Lives have been brightened, altered, changed, all for the better, all for good. And without an argument or complaint.
I understand now that my friend thought me brave for daring to say that something about President Trump brought good things to me, and was a gift. I know many people are living in fear and distress, and it is not a gift for them.
But there is a difference between bravery and honesty. Bravery is running through machine gun fire to save a comrade. Honesty is just telling the truth about yourself. And I can only speak for me. I do not ever tell anyone else how to feel.
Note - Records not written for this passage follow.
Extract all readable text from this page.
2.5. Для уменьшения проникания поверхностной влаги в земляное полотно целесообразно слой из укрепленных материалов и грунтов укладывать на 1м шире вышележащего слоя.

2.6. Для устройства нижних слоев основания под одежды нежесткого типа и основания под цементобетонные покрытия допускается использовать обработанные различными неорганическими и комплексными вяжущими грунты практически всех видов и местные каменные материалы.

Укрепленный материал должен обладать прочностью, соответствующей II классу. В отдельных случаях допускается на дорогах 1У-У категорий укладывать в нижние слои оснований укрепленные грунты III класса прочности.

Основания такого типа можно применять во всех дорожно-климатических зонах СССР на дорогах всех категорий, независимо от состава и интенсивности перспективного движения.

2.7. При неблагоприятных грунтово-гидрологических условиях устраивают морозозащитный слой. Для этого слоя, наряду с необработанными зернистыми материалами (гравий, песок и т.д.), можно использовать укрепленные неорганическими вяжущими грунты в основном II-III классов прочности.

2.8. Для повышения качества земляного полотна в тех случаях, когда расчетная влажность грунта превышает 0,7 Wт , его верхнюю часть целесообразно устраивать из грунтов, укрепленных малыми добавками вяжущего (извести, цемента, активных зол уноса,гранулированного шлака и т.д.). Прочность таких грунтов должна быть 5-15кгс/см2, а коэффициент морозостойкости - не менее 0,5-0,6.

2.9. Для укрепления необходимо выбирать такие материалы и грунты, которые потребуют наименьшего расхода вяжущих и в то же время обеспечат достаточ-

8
Life is a series of choices, we never get to stop making them, from our earliest days to our last. In our time, we all have a choice, whether to be angry and outraged or whether to do good and work on behalf of our own values. This does not require argument or the approval of others.
Just think if all of our reactions were to define good and do as much of it as we can, rather than spew venom and bile on Facebook and Twitter.
The election of Donald Trump has crystallized this for me, just as he has crystallized the choices of the many millions of people who supported him. This is what it means to be an individual, to live in a democracy, to be free. That is what I meant by a gift.